Recent data from Ramlall et al. observed that patients with macular degeneration, one of the most prevalent complement-mediated diseases resulting in enhanced complement activation, were at significantly higher risks for mechanical ventilation and mortality associated with COVID-19 [48]. Toll-like receptor 3 (TLR3) is one of the receptors of innate immunity that recognizes viral genomic RNA or the intermediates during viral replication, including double-stranded RNA (dsRNA). TLR3-knockout mice were more susceptible to SARS-CoV than wild-type mice but experienced only transient illness with no mortality [49]. Also, specific TLR3 polymorphism can be protective of age-related macular degeneration [50]. Evolving evidence indicates that extensive crosstalk exists between complement and TLR signaling pathways that may reinforce innate immune response and regulate inflammation [51]. Ramlall et al. also noted that none of the (only) four patients with complement deficiency in the whole cohort required ventilation or died after contracting SARS-CoV-2 [48]. Although exceedingly small in number, these findings are hypothesis-generating. Since patients with complement deficiency are typically considered severely immunocompromised, but in COVID complement deficiency or blockage might be protective.

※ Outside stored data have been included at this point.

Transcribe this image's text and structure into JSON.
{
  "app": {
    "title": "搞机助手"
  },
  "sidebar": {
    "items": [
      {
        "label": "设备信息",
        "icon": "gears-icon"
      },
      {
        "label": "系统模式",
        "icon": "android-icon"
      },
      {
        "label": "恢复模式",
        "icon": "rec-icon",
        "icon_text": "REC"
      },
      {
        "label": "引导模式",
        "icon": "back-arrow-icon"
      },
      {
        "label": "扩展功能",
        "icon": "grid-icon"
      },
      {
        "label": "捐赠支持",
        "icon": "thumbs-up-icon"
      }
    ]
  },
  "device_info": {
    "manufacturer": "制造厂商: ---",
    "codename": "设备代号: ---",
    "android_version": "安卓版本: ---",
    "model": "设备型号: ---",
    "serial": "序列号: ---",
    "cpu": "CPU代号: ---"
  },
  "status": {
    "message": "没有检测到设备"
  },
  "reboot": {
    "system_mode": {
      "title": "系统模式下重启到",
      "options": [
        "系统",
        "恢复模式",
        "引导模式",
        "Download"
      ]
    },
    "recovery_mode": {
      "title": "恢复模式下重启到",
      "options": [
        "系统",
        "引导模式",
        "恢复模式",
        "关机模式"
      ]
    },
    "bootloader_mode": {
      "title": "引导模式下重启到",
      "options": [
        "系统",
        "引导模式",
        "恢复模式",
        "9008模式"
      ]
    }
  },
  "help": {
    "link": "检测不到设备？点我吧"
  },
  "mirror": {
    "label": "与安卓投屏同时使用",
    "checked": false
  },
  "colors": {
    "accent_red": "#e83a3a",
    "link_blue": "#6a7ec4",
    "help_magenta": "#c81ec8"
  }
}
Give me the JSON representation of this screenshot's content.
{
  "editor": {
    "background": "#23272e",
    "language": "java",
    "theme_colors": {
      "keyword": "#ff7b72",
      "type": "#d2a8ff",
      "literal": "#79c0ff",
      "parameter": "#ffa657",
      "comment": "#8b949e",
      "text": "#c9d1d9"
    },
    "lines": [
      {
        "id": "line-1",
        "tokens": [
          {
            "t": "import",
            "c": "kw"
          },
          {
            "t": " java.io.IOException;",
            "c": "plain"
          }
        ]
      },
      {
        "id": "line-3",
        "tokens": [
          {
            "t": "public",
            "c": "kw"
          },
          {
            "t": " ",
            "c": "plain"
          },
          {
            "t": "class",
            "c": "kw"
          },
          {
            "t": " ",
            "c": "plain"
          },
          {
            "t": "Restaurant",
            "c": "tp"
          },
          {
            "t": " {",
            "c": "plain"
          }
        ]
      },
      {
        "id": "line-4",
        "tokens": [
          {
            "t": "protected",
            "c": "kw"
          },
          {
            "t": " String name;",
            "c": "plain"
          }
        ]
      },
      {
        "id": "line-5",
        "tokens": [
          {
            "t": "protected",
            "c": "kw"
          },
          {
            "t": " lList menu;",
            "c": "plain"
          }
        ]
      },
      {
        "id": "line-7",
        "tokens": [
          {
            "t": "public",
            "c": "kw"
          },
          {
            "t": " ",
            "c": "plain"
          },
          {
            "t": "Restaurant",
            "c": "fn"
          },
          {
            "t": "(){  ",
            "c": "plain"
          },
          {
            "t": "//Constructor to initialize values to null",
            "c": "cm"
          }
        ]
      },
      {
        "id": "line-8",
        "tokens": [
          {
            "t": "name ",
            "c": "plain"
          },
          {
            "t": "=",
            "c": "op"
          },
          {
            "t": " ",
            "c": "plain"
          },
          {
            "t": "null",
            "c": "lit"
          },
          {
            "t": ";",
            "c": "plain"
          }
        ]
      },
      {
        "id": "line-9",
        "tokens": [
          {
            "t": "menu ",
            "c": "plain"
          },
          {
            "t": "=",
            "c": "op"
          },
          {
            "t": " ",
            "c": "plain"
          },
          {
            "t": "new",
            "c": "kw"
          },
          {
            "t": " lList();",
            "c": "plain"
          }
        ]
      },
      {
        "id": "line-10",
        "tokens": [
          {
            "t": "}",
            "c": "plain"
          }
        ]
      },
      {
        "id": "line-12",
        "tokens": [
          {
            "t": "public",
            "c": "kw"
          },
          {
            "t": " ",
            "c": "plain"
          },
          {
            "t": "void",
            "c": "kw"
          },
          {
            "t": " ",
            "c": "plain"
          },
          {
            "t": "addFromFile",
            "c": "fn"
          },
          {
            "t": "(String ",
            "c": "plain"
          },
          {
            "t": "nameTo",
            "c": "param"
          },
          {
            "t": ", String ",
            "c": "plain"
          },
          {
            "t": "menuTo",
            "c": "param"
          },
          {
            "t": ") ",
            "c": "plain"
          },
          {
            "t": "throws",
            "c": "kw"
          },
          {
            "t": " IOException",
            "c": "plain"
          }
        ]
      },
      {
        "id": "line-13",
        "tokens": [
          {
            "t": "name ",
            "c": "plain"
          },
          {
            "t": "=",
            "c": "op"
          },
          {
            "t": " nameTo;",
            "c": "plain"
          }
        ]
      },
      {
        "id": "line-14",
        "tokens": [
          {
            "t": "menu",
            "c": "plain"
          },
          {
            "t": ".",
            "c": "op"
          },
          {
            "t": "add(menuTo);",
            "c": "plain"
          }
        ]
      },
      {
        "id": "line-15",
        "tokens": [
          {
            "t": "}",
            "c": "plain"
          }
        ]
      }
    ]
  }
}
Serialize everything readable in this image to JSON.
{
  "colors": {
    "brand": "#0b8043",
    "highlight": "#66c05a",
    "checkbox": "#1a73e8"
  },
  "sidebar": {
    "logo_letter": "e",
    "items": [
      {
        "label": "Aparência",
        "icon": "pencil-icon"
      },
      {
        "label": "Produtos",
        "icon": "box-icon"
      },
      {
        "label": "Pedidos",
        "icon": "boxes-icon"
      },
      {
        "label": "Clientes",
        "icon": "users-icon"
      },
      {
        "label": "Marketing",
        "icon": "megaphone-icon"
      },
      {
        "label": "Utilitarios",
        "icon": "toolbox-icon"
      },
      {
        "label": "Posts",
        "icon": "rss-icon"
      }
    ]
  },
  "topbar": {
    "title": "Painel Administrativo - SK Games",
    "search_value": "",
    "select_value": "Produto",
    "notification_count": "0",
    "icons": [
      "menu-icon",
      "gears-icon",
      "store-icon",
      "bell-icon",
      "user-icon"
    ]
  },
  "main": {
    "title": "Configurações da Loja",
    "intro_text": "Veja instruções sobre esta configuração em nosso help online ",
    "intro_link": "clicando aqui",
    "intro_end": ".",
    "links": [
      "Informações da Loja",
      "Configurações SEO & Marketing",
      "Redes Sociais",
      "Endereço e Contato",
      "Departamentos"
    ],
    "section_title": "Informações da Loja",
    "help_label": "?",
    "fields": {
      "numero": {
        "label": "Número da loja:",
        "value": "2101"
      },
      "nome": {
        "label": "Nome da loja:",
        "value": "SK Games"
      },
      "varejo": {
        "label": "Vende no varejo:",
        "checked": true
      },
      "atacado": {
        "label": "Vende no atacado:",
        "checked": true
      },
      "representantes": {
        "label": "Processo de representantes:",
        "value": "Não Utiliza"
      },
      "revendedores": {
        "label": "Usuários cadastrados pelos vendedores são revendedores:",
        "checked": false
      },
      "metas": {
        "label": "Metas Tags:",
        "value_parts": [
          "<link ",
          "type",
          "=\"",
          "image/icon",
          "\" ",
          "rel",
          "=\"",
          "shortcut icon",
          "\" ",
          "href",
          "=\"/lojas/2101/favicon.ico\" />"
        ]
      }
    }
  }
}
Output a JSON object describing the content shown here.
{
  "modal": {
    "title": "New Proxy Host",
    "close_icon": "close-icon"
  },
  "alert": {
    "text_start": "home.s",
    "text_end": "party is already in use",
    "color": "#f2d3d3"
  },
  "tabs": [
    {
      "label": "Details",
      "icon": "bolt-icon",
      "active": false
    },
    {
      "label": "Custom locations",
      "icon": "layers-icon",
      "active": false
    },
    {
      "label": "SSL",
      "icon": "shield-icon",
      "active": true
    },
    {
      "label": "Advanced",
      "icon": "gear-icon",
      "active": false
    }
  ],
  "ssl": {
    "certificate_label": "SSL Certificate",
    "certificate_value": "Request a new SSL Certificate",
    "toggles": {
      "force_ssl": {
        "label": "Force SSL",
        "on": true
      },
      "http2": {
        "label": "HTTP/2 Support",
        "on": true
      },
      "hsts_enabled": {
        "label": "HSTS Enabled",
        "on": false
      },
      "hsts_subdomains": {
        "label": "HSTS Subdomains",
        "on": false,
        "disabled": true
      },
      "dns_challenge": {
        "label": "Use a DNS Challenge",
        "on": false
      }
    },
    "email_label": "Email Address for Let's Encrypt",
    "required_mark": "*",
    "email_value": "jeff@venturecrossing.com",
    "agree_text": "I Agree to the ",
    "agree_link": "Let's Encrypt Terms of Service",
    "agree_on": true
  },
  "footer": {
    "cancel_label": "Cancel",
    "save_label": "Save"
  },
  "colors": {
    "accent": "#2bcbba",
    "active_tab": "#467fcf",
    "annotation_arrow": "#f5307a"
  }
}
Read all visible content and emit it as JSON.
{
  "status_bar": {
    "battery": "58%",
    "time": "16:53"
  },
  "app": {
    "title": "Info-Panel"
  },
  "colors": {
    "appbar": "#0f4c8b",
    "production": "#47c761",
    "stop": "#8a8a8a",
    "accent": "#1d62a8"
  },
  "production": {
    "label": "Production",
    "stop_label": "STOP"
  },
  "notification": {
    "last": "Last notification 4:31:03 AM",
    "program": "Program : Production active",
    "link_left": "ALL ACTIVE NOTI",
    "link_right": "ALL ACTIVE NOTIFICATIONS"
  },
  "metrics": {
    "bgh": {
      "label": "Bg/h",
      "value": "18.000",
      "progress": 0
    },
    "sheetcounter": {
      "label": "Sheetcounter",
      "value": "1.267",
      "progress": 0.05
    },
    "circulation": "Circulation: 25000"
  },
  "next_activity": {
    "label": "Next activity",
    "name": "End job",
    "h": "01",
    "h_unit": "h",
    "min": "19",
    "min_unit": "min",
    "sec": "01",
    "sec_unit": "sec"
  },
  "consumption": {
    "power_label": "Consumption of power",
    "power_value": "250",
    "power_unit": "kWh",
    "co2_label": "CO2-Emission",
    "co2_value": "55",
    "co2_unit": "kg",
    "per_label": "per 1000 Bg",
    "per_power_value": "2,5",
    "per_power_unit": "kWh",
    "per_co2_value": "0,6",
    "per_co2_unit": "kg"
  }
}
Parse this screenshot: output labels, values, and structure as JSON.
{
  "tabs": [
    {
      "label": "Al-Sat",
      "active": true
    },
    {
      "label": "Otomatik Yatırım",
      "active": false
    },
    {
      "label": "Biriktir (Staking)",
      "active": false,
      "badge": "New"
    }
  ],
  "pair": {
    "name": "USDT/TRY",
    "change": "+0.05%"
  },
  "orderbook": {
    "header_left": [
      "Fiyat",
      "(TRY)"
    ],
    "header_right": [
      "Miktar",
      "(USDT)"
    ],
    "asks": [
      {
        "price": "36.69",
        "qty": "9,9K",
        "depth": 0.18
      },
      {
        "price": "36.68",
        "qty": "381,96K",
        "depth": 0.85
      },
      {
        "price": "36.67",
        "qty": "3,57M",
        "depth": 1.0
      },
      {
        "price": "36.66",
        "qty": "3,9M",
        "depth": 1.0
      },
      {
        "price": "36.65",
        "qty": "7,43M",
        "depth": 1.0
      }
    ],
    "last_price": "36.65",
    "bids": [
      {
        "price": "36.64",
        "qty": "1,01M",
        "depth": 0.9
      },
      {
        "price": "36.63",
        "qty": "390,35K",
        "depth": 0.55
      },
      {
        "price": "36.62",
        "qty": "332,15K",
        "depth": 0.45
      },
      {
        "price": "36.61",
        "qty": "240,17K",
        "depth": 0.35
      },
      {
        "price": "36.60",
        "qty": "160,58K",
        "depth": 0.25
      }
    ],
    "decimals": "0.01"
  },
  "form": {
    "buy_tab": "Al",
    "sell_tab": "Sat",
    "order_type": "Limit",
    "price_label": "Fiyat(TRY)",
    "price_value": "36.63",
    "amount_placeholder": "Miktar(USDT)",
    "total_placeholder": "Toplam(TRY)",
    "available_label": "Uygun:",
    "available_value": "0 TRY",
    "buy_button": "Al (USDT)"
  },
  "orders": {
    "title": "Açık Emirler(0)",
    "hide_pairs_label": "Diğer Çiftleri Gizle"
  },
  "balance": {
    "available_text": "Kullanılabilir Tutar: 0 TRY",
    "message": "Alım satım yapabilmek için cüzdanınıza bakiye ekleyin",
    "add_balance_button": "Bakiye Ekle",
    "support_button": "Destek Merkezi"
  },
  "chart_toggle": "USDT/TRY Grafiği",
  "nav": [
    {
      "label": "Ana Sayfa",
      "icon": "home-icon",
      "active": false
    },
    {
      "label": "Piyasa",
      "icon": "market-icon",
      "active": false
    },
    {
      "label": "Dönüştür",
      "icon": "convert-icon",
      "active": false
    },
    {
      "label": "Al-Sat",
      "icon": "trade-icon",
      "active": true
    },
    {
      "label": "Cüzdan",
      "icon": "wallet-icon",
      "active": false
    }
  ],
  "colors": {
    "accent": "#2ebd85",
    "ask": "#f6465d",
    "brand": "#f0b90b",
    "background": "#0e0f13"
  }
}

Role of complement inhibitors in COVID-19
With increasing evidence linking COVID-19, complement system and the resultant TMA together, and the emerging role of complement inhibition recognized in TA-TMA management, the next step for the research community is to test complement inhibitors in COVID-19 [46]. While multiple institutional experiences with investigational drugs such as tocilizumab, remdesivir, and convalescent plasma therapy in patients with COVID-19 have been reported [52,53,54,55], the data remain sparse with use of complement inhibitors. Eculizumab, an anti-C5 inhibitor, has shown some encouraging results in a small study in COVID-19 patients as recently reported by Diurno et al. [56]. Four critically ill patients with COVID-19 ARDS received injection eculizumab 900 mg for 2 doses, in addition to the other agents. There was a complete recovery in all four patients with a reduction in inflammatory markers.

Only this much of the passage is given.